Image : Francesco Mazzola, dit Le Parmesan, La conversion de saint Paul, 1527-1528, Vienne, Kunsthistorisches Museum (TDR).

Au début de notre ère, pour certains, la foi est une histoire pleine de bruit et de fureur ; Saül de Tarse, avant de devenir notre saint Paul, est de ceux-là. « Ne respirant toujours que menaces et carnages », il partage les vues de ceux qui voient l’histoire de Jésus s’arrêter au pied de la croix (Actes 9, 1-22). Pour lui Etienne est un blasphémateur, un traître à la foi juive, dont la lapidation est la juste sanction, accomplie au nom de la Loi de Moïse (Actes 8, 1). Prenant une part active à la persécution qui fond sur les premiers chrétiens rassemblés à Jérusalem, il « ravage l’Eglise » (Actes 8, 2-3). C’est un acharné, puisant sa légitimité auprès du grand prêtre lui-même, auquel il demande des « lettres pour la synagogue de Damas » afin de poursuivre les hommes et les femmes adeptes du Christ. Des hommes et des femmes formant la primitive Eglise que l’on nomme alors « la Voie ». (Actes 9, 1-2).

C’est dans cet élan, c’est sur un chemin, celui de Damas, que cette Voie-là le rattrape un beau jour. Il est alors renversé, mis à terre, réduit à rien, aveuglé par la présence du Christ, afin d’être relevé par son Sauveur et rendu à la vue, puis à la vie par le baptême. Cette conversion n’est pas celle d’un païen, mais bien celle d’un croyant qui doit revoir toutes ses certitudes à la lumière nouvelle de la Résurrection. Comme tous les apôtres, lui, le dernier, « l’avorton », reçoit la présence de Jésus ressuscité et cela le renverse (1 Co 15). « A cause du Christ mon Seigneur, j’ai tout perdu et je considère ce que j’ai perdu comme ordure, afin de gagner le Christ ». De la Loi Paul ne connaîtra plus désormais qu’un commandement, celui de l’Amour, un amour qui « excuse tout, croit tout, espère tout, supporte tout » (1 Co, 13, 1-5).

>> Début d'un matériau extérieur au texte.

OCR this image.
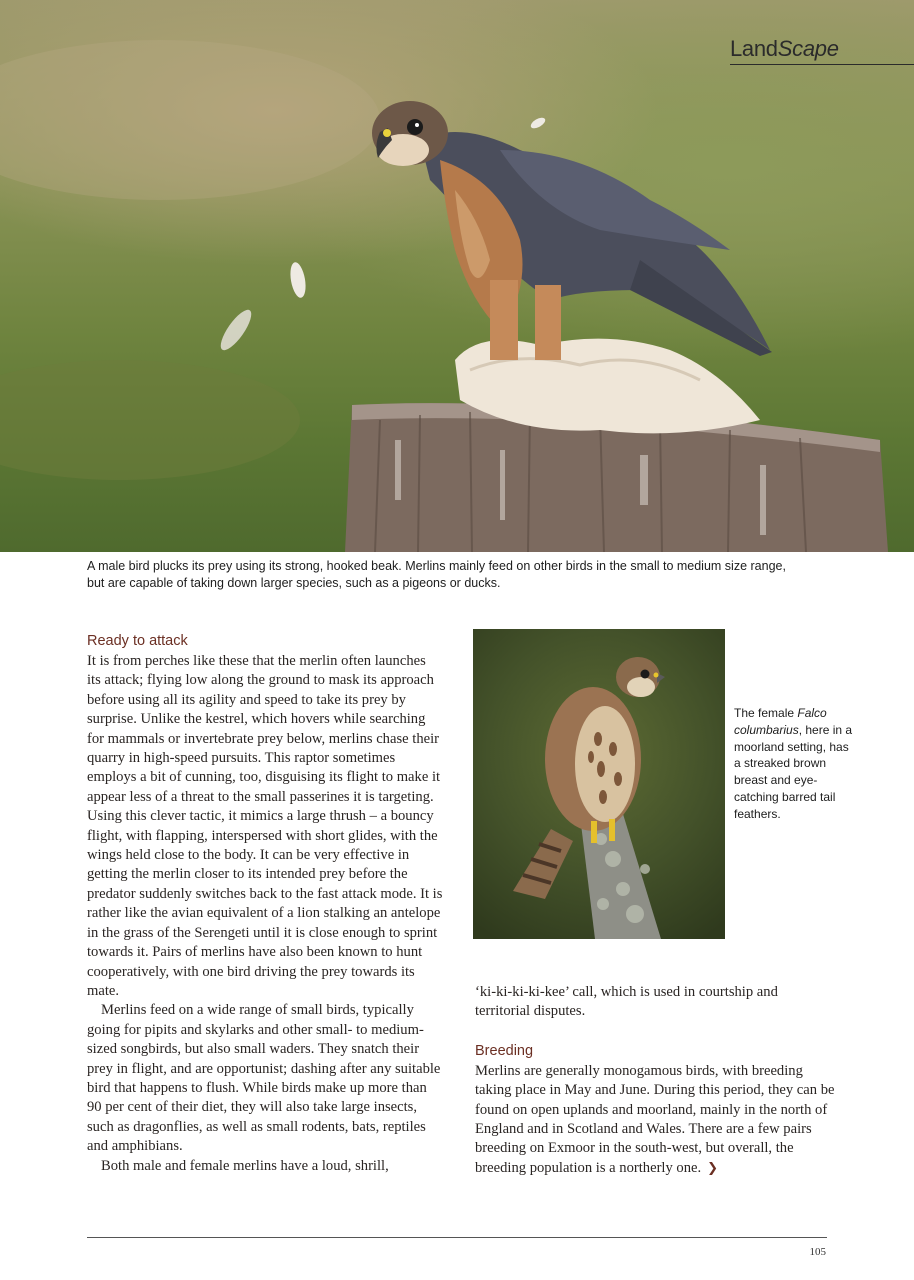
LandScape

A male bird plucks its prey using its strong, hooked beak. Merlins mainly feed on other birds in the small to medium size range,

but are capable of taking down larger species, such as a pigeons or ducks.

Ready to attack

It is from perches like these that the merlin often launches its attack; flying low along the ground to mask its approach before using all its agility and speed to take its prey by surprise. Unlike the kestrel, which hovers while searching for mammals or invertebrate prey below, merlins chase their quarry in high-speed pursuits. This raptor sometimes employs a bit of cunning, too, disguising its flight to make it appear less of a threat to the small passerines it is targeting. Using this clever tactic, it mimics a large thrush – a bouncy flight, with flapping, interspersed with short glides, with the wings held close to the body. It can be very effective in getting the merlin closer to its intended prey before the predator suddenly switches back to the fast attack mode. It is rather like the avian equivalent of a lion stalking an antelope in the grass of the Serengeti until it is close enough to sprint towards it. Pairs of merlins have also been known to hunt cooperatively, with one bird driving the prey towards its mate.

Merlins feed on a wide range of small birds, typically going for pipits and skylarks and other small- to medium-sized songbirds, but also small waders. They snatch their prey in flight, and are opportunist; dashing after any suitable bird that happens to flush. While birds make up more than 90 per cent of their diet, they will also take large insects, such as dragonflies, as well as small rodents, bats, reptiles and amphibians.

Both male and female merlins have a loud, shrill,

The female Falco columbarius, here in a moorland setting, has a streaked brown breast and eye-catching barred tail feathers.

‘ki-ki-ki-ki-kee’ call, which is used in courtship and territorial disputes.

Breeding

Merlins are generally monogamous birds, with breeding taking place in May and June. During this period, they can be found on open uplands and moorland, mainly in the north of England and in Scotland and Wales. There are a few pairs breeding on Exmoor in the south-west, but overall, the breeding population is a northerly one. ❯

105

Lorsque les peintres des temps modernes (à partir du XVe siècle), s’emploient à représenter cette conversion de Paul, ils nous dépeignent cette furie anéantie, une lumière aveuglante, la solitude de la foi. Ainsi le Parmesan (de son vrai nom, Francesco Mazzola, 1503-1540) a-t-il peint cette conversion de saint Paul vers 1527, aux lendemains du sac de Rome.

Loin d’illustrer mot à mot un récit, le Parmesan évacue tout contexte comme les protagonistes, l’anecdote, le superflu pour nous placer face à face avec Saül, le converti. Comme Moïse devant le buisson ardent, Saül entend une voix et comme à Moïse, pour se désigner, Dieu dit : « Je suis ». La personne du Christ n’est pas représentée ici ; seul signe de la divinité, la lumière vient du ciel, révèle et rend aveugle. Elle se déverse alors que vient l’Esprit, comme le fera l’eau du baptême, sur la tête et les épaules de Saül devenu Paul. Pour nous, comme pour Etienne, comme pour Saül-Paul, et bien d’autres visionnaires qui jalonnent la Bible, « le ciel s’ouvre » et la voie est tracée.

Est-ce que ce cheval blanc de lumière, ce cheval dressé qui nous regarde et fait corps avec Saül, est sa monture ? Ou bien est-ce le signe que la furieuse cavalcade est terminée, qu’il est temps de rendre les armes, l’épée étant jetée à terre ? Les prophètes Isaïe et Michée n’ont-ils pas annoncé que les épées seront forgées en « socs de charrue » alors que vient le temps de l’Amour, de la lumière et de la grâce ? Dans le livre de l’Apocalypse, le « ciel s’ouvre » et Jean voit un autre cheval blanc monté par un cavalier, qui part en vainqueur. Un cavalier dont le nom est « le Verbe de Dieu » (Ap 6, 2 et 19, 13). Paul aveuglé est déjà redressé. Son corps et celui du cheval ouvrent comme un éventail sur le paysage baigné de lumière, sur la ville au loin, la terre qui reverdit, autant d’annonces des missions à venir de Paul et de notre propre mission à « suivre le Christ ».